Bu desteklerin getirdiği bağımlılık, sanatçıların ve kültür aktörlerinin eleştirel yönlerini kısıtlayarak, muhalif ve ekonomik sisteme doğrudan meydan okuyacak projelerin geliştirilmesini engelliyor.
Kimlik ve kültür temelli politikalar, bireylerin kendi kimliklerini özgürce ifade etmelerini sağlasa da, bu hakların çoğu sermaye destekli alanlarda tanınıyor ve sınıf temelli bir dönüşüm yaratmıyor.
Bu da sınıf farkındalığının zayıflamasına ve sınıf bilincinin yerini kimlik bilincinin almasına yol açarak, sermaye düzeninin güçlenmesini sağlıyor.
Sermaye kendine yönelik tehditlerin kültürel düzeyde çözülmesini sağlayarak gücünü koruyor.
Bu, hegemonik iktidarın meşruiyetini korumasına olanak tanırken, gerçek bir eşitliğin ve adaletin önünü tıkıyor.
Kültür ve kimlik temelli mücadelelerin kapitalizmin sınırları içinde sınırlı bir eleştirel güce sahip olduğunu ve sınıfsal adalet taleplerinin daha güçlü bir zemine oturtulması gerektiğini söyleyebiliriz.
Sanat ve kültür, sınıf bilincini canlandıracak ve sermayenin ekonomi-politik gücüne meydan okuyacak şekilde yeniden kurgulandığında, toplumsal mücadeleler sosyo-kültürel düzeyde kalmak yerine, doğrudan dönüştürücü taleplere evrilebilir.

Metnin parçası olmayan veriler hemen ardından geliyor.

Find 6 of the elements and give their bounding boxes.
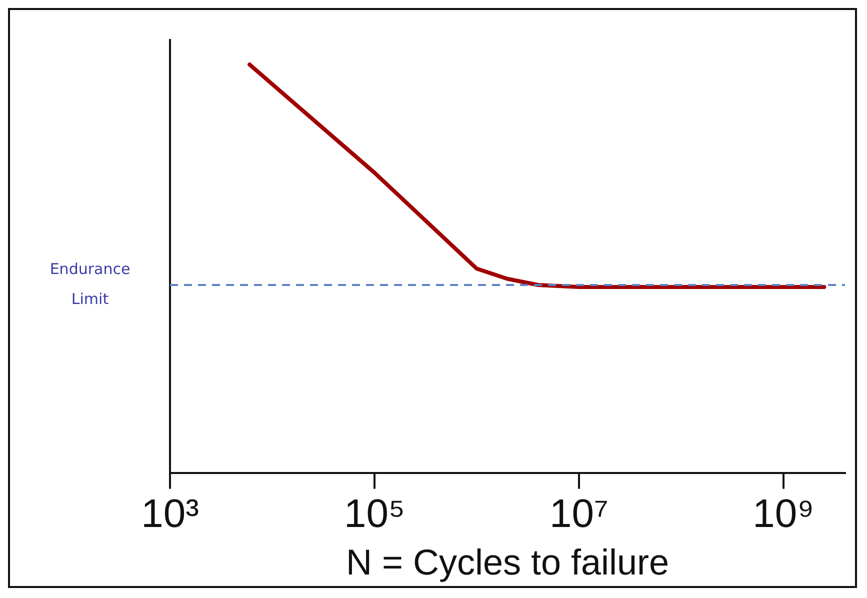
x-tick-label: 10⁷: [549, 492, 608, 536]
x-axis-title: N = Cycles to failure: [346, 541, 670, 582]
x-tick-label: 10⁵: [344, 492, 406, 536]
x-tick-label: 10⁹: [752, 492, 814, 536]
ref-line-label: Endurance Limit: [50, 260, 130, 308]
x-tick-label: 10³: [141, 492, 199, 536]
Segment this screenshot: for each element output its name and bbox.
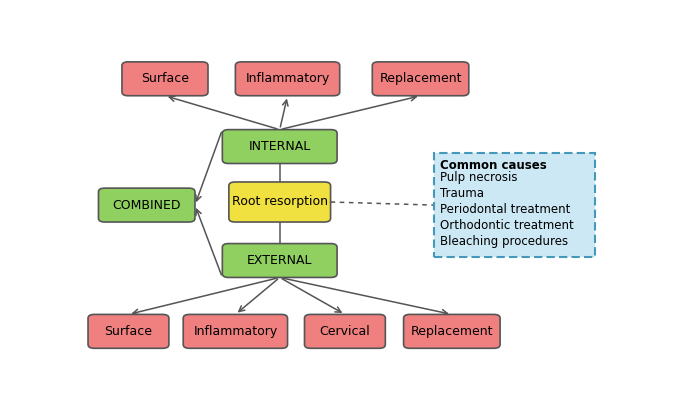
Text: INTERNAL: INTERNAL [248, 140, 311, 153]
Text: Surface: Surface [141, 72, 189, 85]
Text: Bleaching procedures: Bleaching procedures [440, 235, 568, 248]
FancyBboxPatch shape [88, 314, 169, 348]
Text: EXTERNAL: EXTERNAL [247, 254, 312, 267]
FancyBboxPatch shape [236, 62, 340, 96]
FancyBboxPatch shape [98, 188, 195, 222]
FancyBboxPatch shape [183, 314, 287, 348]
Text: Replacement: Replacement [380, 72, 462, 85]
Text: Orthodontic treatment: Orthodontic treatment [440, 219, 573, 232]
FancyBboxPatch shape [229, 182, 330, 222]
Text: Inflammatory: Inflammatory [193, 325, 277, 338]
Text: Trauma: Trauma [440, 187, 484, 200]
Text: Surface: Surface [104, 325, 153, 338]
FancyBboxPatch shape [222, 130, 337, 164]
FancyBboxPatch shape [304, 314, 386, 348]
FancyBboxPatch shape [222, 244, 337, 278]
Text: Root resorption: Root resorption [232, 196, 328, 208]
FancyBboxPatch shape [433, 153, 595, 258]
Text: Cervical: Cervical [320, 325, 370, 338]
Text: Inflammatory: Inflammatory [246, 72, 330, 85]
Text: Replacement: Replacement [411, 325, 493, 338]
FancyBboxPatch shape [122, 62, 208, 96]
Text: COMBINED: COMBINED [112, 198, 181, 212]
Text: Periodontal treatment: Periodontal treatment [440, 203, 570, 216]
FancyBboxPatch shape [404, 314, 500, 348]
Text: Pulp necrosis: Pulp necrosis [440, 170, 518, 184]
FancyBboxPatch shape [372, 62, 469, 96]
Text: Common causes: Common causes [440, 159, 546, 172]
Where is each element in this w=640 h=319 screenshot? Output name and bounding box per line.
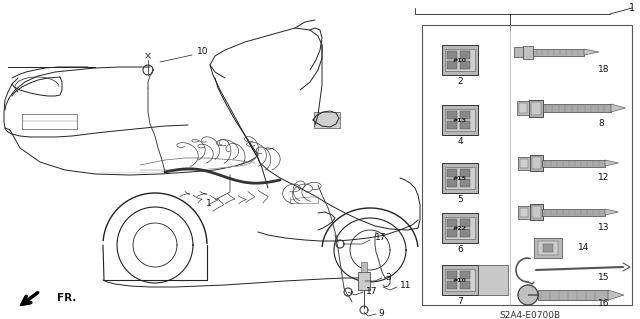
Bar [460, 61, 470, 69]
Bar [532, 157, 541, 169]
Polygon shape [518, 285, 538, 305]
Bar [534, 238, 562, 258]
Bar [530, 155, 543, 171]
Bar [530, 204, 543, 220]
Text: 8: 8 [598, 120, 604, 129]
Bar [442, 163, 478, 193]
Bar [542, 209, 605, 216]
Bar [460, 271, 470, 279]
Bar [543, 244, 553, 252]
Bar [520, 159, 528, 168]
Text: 16: 16 [598, 300, 609, 308]
Bar [531, 102, 541, 115]
Bar [22, 114, 77, 129]
Bar [478, 265, 508, 295]
Text: #13: #13 [453, 117, 467, 122]
Polygon shape [605, 160, 618, 166]
Bar [442, 213, 478, 243]
Bar [523, 46, 533, 59]
Bar [519, 103, 527, 113]
Bar [361, 262, 367, 272]
Text: 1: 1 [629, 3, 635, 13]
Text: FR.: FR. [57, 293, 76, 303]
Bar [514, 47, 523, 57]
Bar [447, 121, 457, 129]
Text: 15: 15 [598, 273, 609, 283]
Text: #10: #10 [453, 278, 467, 283]
Bar [460, 121, 470, 129]
Bar [445, 217, 475, 239]
Bar [447, 271, 457, 279]
Bar [538, 290, 608, 300]
Bar [543, 104, 611, 112]
Bar [460, 169, 470, 177]
Polygon shape [611, 104, 625, 112]
Bar [447, 51, 457, 59]
Text: 13: 13 [598, 222, 609, 232]
Text: 11: 11 [400, 281, 412, 291]
Bar [442, 265, 478, 295]
Bar [529, 100, 543, 117]
Text: 7: 7 [457, 298, 463, 307]
Text: 10: 10 [197, 48, 209, 56]
Bar [314, 112, 340, 128]
Bar [445, 269, 475, 291]
Bar [533, 49, 584, 56]
Bar [518, 157, 530, 170]
Bar [442, 105, 478, 135]
Text: 9: 9 [378, 308, 384, 317]
Bar [532, 206, 541, 218]
Text: 17: 17 [375, 234, 387, 242]
Bar [447, 169, 457, 177]
Text: 6: 6 [457, 246, 463, 255]
Bar [460, 219, 470, 227]
Bar [460, 229, 470, 237]
Bar [447, 111, 457, 119]
Text: 1: 1 [206, 199, 212, 209]
Bar [442, 45, 478, 75]
Text: 5: 5 [457, 196, 463, 204]
Text: 17: 17 [366, 286, 378, 295]
Bar [518, 206, 530, 219]
Text: 14: 14 [578, 243, 589, 253]
Text: ×: × [144, 51, 152, 61]
Bar [358, 272, 370, 290]
Bar [445, 109, 475, 131]
Bar [445, 49, 475, 71]
Bar [447, 229, 457, 237]
Text: S2A4-E0700B: S2A4-E0700B [499, 310, 561, 319]
Bar [517, 101, 529, 115]
Bar [445, 167, 475, 189]
Bar [542, 160, 605, 167]
Text: 2: 2 [457, 78, 463, 86]
Bar [538, 241, 558, 255]
Bar [447, 179, 457, 187]
Text: 18: 18 [598, 65, 609, 75]
Bar [520, 208, 528, 217]
Bar [460, 281, 470, 289]
Text: #22: #22 [453, 226, 467, 231]
Polygon shape [608, 290, 624, 300]
Bar [422, 25, 632, 305]
Polygon shape [605, 209, 618, 215]
Bar [447, 61, 457, 69]
Bar [460, 111, 470, 119]
Bar [447, 281, 457, 289]
Text: 4: 4 [457, 137, 463, 146]
Text: #15: #15 [453, 175, 467, 181]
Bar [460, 179, 470, 187]
Text: #10: #10 [453, 57, 467, 63]
Text: 12: 12 [598, 174, 609, 182]
Polygon shape [584, 49, 599, 55]
Text: 3: 3 [385, 272, 391, 281]
Bar [460, 51, 470, 59]
Bar [480, 267, 506, 293]
Bar [447, 219, 457, 227]
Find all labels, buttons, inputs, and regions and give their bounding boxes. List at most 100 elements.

Bu nedenle, sanat ve kültür alanında sermayenin etkisine karşı bir bağımsızlık ve özerklik mücadelesi verilmesi, sanatın eleştirel gücünü yeniden kazanabilmesi ve kültürel hareketlerin sınıfsal dayanışmayı da içeren kapsayıcı bir adalet arayışına dönüşmesi, gerçek bir ekonomik ve toplumsal dönüşüm için gereklidir.